Not long ago I finished the last episode of ef – a tale of memories. It’s by far the most impressive anime of 2007. Sadly that’s just my impression and not a lasting opinion tested with time, but it was hard to deny that ef was a gimmick intended to impress. Much like Zetsubo Sensei and Hidamari Sketch, ef is the product of SHAFT, the same studio and pretty close to the same production team.
Well, except Shin Oumura, the credited director. He gave ef that touch that reminded me why Makoto Shinkai’s film will probably never break into the mainstream. Akiyuki Shinbo being the “supervising” director only contributed to how some of the scenes look. Can we say red and black railroad crossings? The other two works are Shinbo’s direct results, probably, with him labeled as the director (and who can forget his happy mug in the OP for Zetsubo Sensei?).

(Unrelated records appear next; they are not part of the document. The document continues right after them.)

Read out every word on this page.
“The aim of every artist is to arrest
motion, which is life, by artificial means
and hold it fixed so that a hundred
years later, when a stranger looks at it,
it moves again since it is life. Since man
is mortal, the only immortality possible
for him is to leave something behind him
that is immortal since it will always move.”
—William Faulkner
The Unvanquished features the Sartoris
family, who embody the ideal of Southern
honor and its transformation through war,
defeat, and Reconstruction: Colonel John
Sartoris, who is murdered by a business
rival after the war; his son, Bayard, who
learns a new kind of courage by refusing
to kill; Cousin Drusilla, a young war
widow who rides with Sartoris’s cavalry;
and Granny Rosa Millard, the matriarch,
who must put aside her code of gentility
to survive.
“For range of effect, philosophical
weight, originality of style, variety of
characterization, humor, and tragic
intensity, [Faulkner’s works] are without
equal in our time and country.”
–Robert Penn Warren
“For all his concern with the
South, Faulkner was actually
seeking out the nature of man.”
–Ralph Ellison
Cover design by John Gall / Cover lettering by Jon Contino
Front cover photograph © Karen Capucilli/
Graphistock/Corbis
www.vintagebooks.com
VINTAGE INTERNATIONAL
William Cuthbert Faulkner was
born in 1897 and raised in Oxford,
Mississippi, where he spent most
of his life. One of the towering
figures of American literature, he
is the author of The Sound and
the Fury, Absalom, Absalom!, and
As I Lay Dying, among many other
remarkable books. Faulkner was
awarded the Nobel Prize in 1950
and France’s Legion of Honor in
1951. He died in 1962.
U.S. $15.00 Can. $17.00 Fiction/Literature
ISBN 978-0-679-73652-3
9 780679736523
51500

I can also really care much less about Sunshine Sketch’s healing properties. The serendipitous 4-koma original stuff is, I’m sure, good on its own. But that’s not here or there. The TV animation series is brilliant in how it transforms your typical manga adaptation into something unexpected, clever, but all the more expressive. And the stuff it expresses are not merely words from a book or plot points in an outline, but feelings and perspectives and attitudes. And you know Sunshine Sketch is good because, I guess, what was good to the animation staff has been transmitted through the show and to your soul! L33t haxxorz they are.
In fact, with all three series there’s this kind of connection that I see with the anime and its viewer. It’s a bridge, a protocol that transmits the beyond-mere-words content of a story to its viewer. Sure, it’s not unusual for anime to achieve this, but so few bridges are so weird and daring yet charming at the same time. It was fun.
Because, lol, can you say SHOESTRING BUDGET?